SN.AT / Wirtschaft / Welt / Wirtschaft

Billigware von Temu, Shein & Co.: VKI prüft Klage gegen chinesische Onlinegiganten

Chinesische Onlinegiganten wie Temu und Shein dehnen ihre Präsenz in Europa aus dank Billigware und aggressiver Werbung. In Österreich untersuchen Konsumentenschützer des VKI derzeit, ob rechtliche Schritte gegen diese Geschäftspraktiken eingeleitet werden können.

Temu, Shein & Co.: Die Apps der chinesischen Onlinegiganten nutzen auch viele in Österreich.
Temu, Shein & Co.: Die Apps der chinesischen Onlinegiganten nutzen auch viele in Österreich.

"Es ist eine Müllstraße, die sich da von China bis nach Österreich zieht. Und die Dimension ist längst gewaltig", sagt Rainer Will, Chef des Handelsverbandes. 20 Millionen Pakete mit Billigware aus China - ob Mode, Elektroartikel oder Schuhe - seien schon im Vorjahr nach Österreich geliefert worden, sagt Will. Tendenz rasant steigend. Denn die chinesischen Onlinegiganten wie Temu, Shein & Co. drängen zuletzt massiv auf den europäischen Markt. "Und das unter absolut unfairen Wettbewerbsbedingungen", kritisiert der Handel.

Nicht nur würden Arbeitsbedingungen und Umweltstandards nicht eingehalten.

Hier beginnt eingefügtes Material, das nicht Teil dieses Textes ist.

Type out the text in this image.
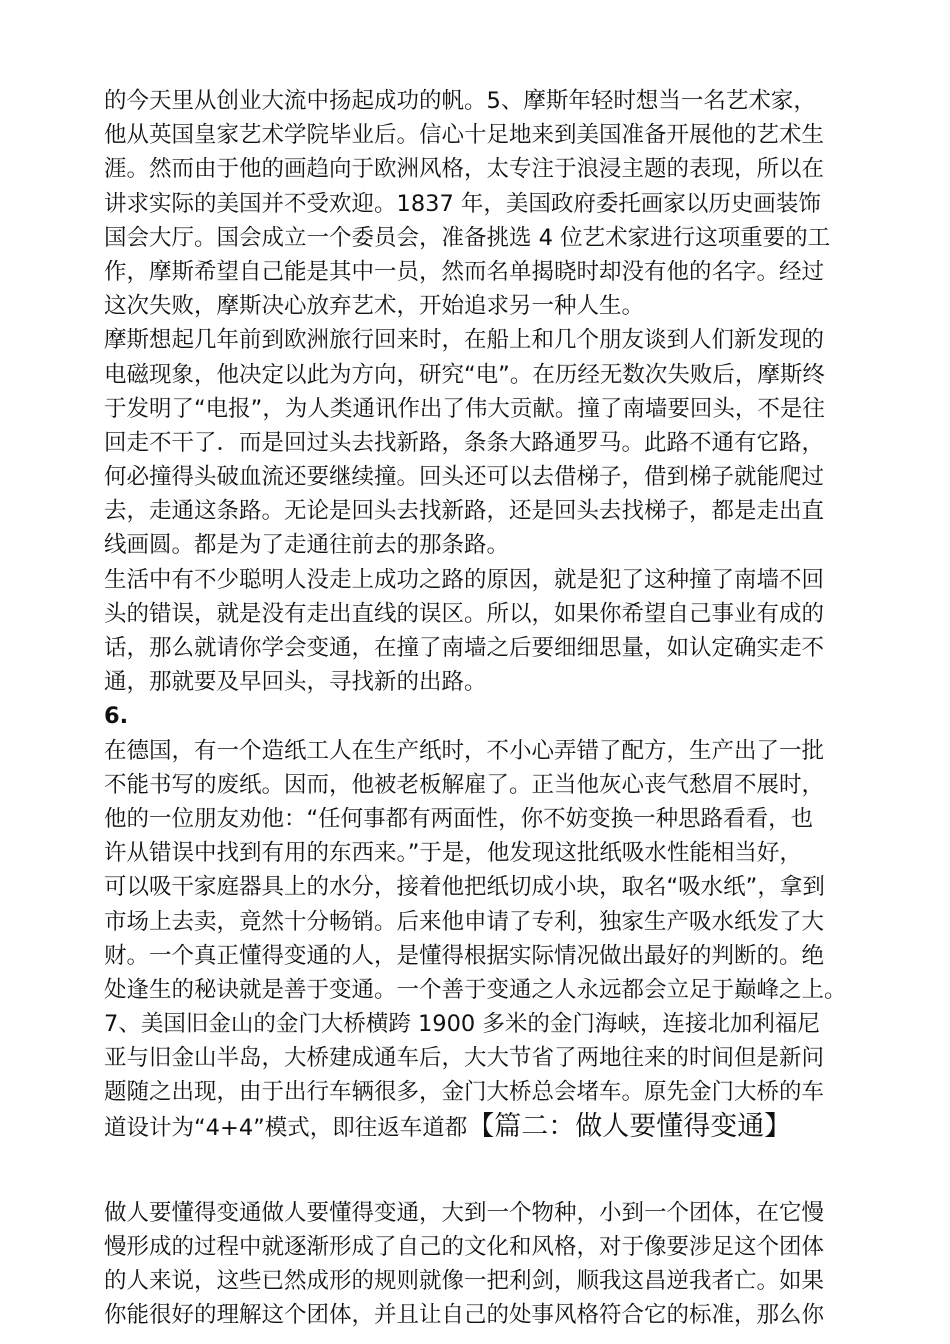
的今天里从创业大流中扬起成功的帆。5、摩斯年轻时想当一名艺术家，
他从英国皇家艺术学院毕业后。信心十足地来到美国准备开展他的艺术生
涯。然而由于他的画趋向于欧洲风格，太专注于浪浸主题的表现，所以在
讲求实际的美国并不受欢迎。1837 年，美国政府委托画家以历史画装饰
国会大厅。国会成立一个委员会，准备挑选 4 位艺术家进行这项重要的工
作，摩斯希望自己能是其中一员，然而名单揭晓时却没有他的名字。经过
这次失败，摩斯决心放弃艺术，开始追求另一种人生。
摩斯想起几年前到欧洲旅行回来时，在船上和几个朋友谈到人们新发现的
电磁现象，他决定以此为方向，研究“电”。在历经无数次失败后，摩斯终
于发明了“电报”，为人类通讯作出了伟大贡献。撞了南墙要回头，不是往
回走不干了．而是回过头去找新路，条条大路通罗马。此路不通有它路，
何必撞得头破血流还要继续撞。回头还可以去借梯子，借到梯子就能爬过
去，走通这条路。无论是回头去找新路，还是回头去找梯子，都是走出直
线画圆。都是为了走通往前去的那条路。
生活中有不少聪明人没走上成功之路的原因，就是犯了这种撞了南墙不回
头的错误，就是没有走出直线的误区。所以，如果你希望自己事业有成的
话，那么就请你学会变通，在撞了南墙之后要细细思量，如认定确实走不
通，那就要及早回头，寻找新的出路。
6.
在德国，有一个造纸工人在生产纸时，不小心弄错了配方，生产出了一批
不能书写的废纸。因而，他被老板解雇了。正当他灰心丧气愁眉不展时，
他的一位朋友劝他：“任何事都有两面性，你不妨变换一种思路看看，也
许从错误中找到有用的东西来。”于是，他发现这批纸吸水性能相当好，
可以吸干家庭器具上的水分，接着他把纸切成小块，取名“吸水纸”，拿到
市场上去卖，竟然十分畅销。后来他申请了专利，独家生产吸水纸发了大
财。一个真正懂得变通的人，是懂得根据实际情况做出最好的判断的。绝
处逢生的秘诀就是善于变通。一个善于变通之人永远都会立足于巅峰之上。
7、美国旧金山的金门大桥横跨 1900 多米的金门海峡，连接北加利福尼
亚与旧金山半岛，大桥建成通车后，大大节省了两地往来的时间但是新问
题随之出现，由于出行车辆很多，金门大桥总会堵车。原先金门大桥的车
道设计为“4+4”模式，即往返车道都【篇二：做人要懂得变通】
做人要懂得变通做人要懂得变通，大到一个物种，小到一个团体，在它慢
慢形成的过程中就逐渐形成了自己的文化和风格，对于像要涉足这个团体
的人来说，这些已然成形的规则就像一把利剑，顺我这昌逆我者亡。如果
你能很好的理解这个团体，并且让自己的处事风格符合它的标准，那么你
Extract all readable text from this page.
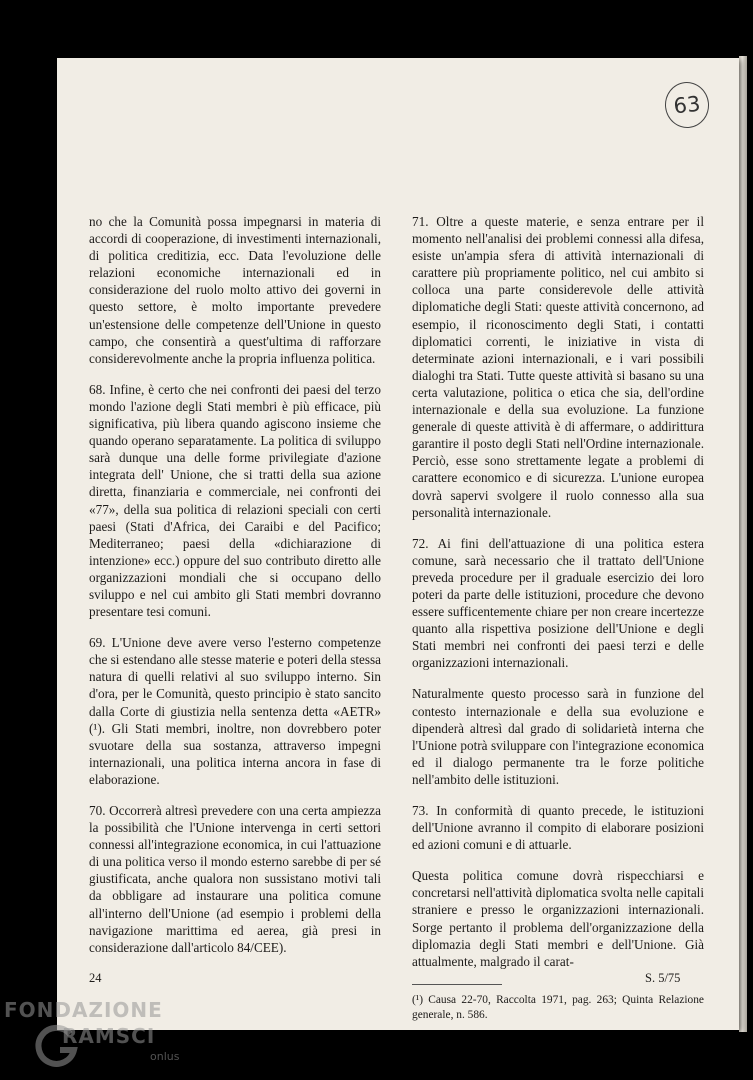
63

no che la Comunità possa impegnarsi in materia di accordi di cooperazione, di investimenti internazionali, di politica creditizia, ecc. Data l'evoluzione delle relazioni economiche internazionali ed in considerazione del ruolo molto attivo dei governi in questo settore, è molto importante prevedere un'estensione delle competenze dell'Unione in questo campo, che consentirà a quest'ultima di rafforzare considerevolmente anche la propria influenza politica.

68. Infine, è certo che nei confronti dei paesi del terzo mondo l'azione degli Stati membri è più efficace, più significativa, più libera quando agiscono insieme che quando operano separatamente. La politica di sviluppo sarà dunque una delle forme privilegiate d'azione integrata dell' Unione, che si tratti della sua azione diretta, finanziaria e commerciale, nei confronti dei «77», della sua politica di relazioni speciali con certi paesi (Stati d'Africa, dei Caraibi e del Pacifico; Mediterraneo; paesi della «dichiarazione di intenzione» ecc.) oppure del suo contributo diretto alle organizzazioni mondiali che si occupano dello sviluppo e nel cui ambito gli Stati membri dovranno presentare tesi comuni.

69. L'Unione deve avere verso l'esterno competenze che si estendano alle stesse materie e poteri della stessa natura di quelli relativi al suo sviluppo interno. Sin d'ora, per le Comunità, questo principio è stato sancito dalla Corte di giustizia nella sentenza detta «AETR» (¹). Gli Stati membri, inoltre, non dovrebbero poter svuotare della sua sostanza, attraverso impegni internazionali, una politica interna ancora in fase di elaborazione.

70. Occorrerà altresì prevedere con una certa ampiezza la possibilità che l'Unione intervenga in certi settori connessi all'integrazione economica, in cui l'attuazione di una politica verso il mondo esterno sarebbe di per sé giustificata, anche qualora non sussistano motivi tali da obbligare ad instaurare una politica comune all'interno dell'Unione (ad esempio i problemi della navigazione marittima ed aerea, già presi in considerazione dall'articolo 84/CEE).

71. Oltre a queste materie, e senza entrare per il momento nell'analisi dei problemi connessi alla difesa, esiste un'ampia sfera di attività internazionali di carattere più propriamente politico, nel cui ambito si colloca una parte considerevole delle attività diplomatiche degli Stati: queste attività concernono, ad esempio, il riconoscimento degli Stati, i contatti diplomatici correnti, le iniziative in vista di determinate azioni internazionali, e i vari possibili dialoghi tra Stati. Tutte queste attività si basano su una certa valutazione, politica o etica che sia, dell'ordine internazionale e della sua evoluzione. La funzione generale di queste attività è di affermare, o addirittura garantire il posto degli Stati nell'Ordine internazionale. Perciò, esse sono strettamente legate a problemi di carattere economico e di sicurezza. L'unione europea dovrà sapervi svolgere il ruolo connesso alla sua personalità internazionale.

72. Ai fini dell'attuazione di una politica estera comune, sarà necessario che il trattato dell'Unione preveda procedure per il graduale esercizio dei loro poteri da parte delle istituzioni, procedure che devono essere sufficentemente chiare per non creare incertezze quanto alla rispettiva posizione dell'Unione e degli Stati membri nei confronti dei paesi terzi e delle organizzazioni internazionali.

Naturalmente questo processo sarà in funzione del contesto internazionale e della sua evoluzione e dipenderà altresì dal grado di solidarietà interna che l'Unione potrà sviluppare con l'integrazione economica ed il dialogo permanente tra le forze politiche nell'ambito delle istituzioni.

73. In conformità di quanto precede, le istituzioni dell'Unione avranno il compito di elaborare posizioni ed azioni comuni e di attuarle.

Questa politica comune dovrà rispecchiarsi e concretarsi nell'attività diplomatica svolta nelle capitali straniere e presso le organizzazioni internazionali. Sorge pertanto il problema dell'organizzazione della diplomazia degli Stati membri e dell'Unione. Già attualmente, malgrado il carat-

(¹) Causa 22-70, Raccolta 1971, pag. 263; Quinta Relazione generale, n. 586.

24	S. 5/75
FONDAZIONE
RAMSCI
onlus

Laut einer von Greenpeace beauftragten Studie seien bei Laboruntersuchungen von 47 aus China bestellten Billigtextilien bei 96 Prozent gefährliche Chemikalien gefunden worden. Datenschutz sei kein Thema, bestellt werde fast ausschließlich über Apps, die sich laut Datenschützern durch eine Datensammelwut auszeichnen. Der Umweltschaden sei enorm, nicht nur in der Produktion der Billigwaren, importiert würden die Produkte zudem fast ausschließlich mit dem Flugzeug. Glatt betrogen werde aber auch bei Zöllen, sagt Will. "Uns liegt ein Retourenformular vor, bei dem der Kunde explizit darum gebeten wird, bei möglichen Rücksendungen den Warenwert mit maximal 9,99 Euro anzugeben, um so Zölle zu vermeiden." Zölle werden für die Einfuhr nach Europa erst ab einem Warenwert von 150 Euro eingehoben.

Zwei Drittel könnten falsch deklariert sein

Die EU-Kommission selbst gehe für 2023 von rund zwei Milliarden Paketen aus, die aus China unter dem Titel "zollfrei" nach Europa geliefert wurden. Zwei Drittel davon könnten falsch deklariert sein, so die Vermutung. Und auch bei der Umsatzsteuer werde damit kräftig betrogen, betont Will. Die frühere Regelung, dass erst ab 22 Euro Warenwert Umsatzsteuer beim Import eingehoben wird, wurde zwar 2021 gekippt. "Wer aber einen geringeren Warenwert angibt, zahlt weniger Umsatzsteuer." Österreichs Händler fordern daher seit Langem das Fallen der Zollgrenze von 150 Euro - und mehr Fairness im Wettbewerb. Geflogen würden die Waren im Übrigen fast ausschließlich nach Ungarn und dann nach Österreich weitertransportiert, sagt Will, weil dort der Zoll "offenbar laxer" gehandhabt werde.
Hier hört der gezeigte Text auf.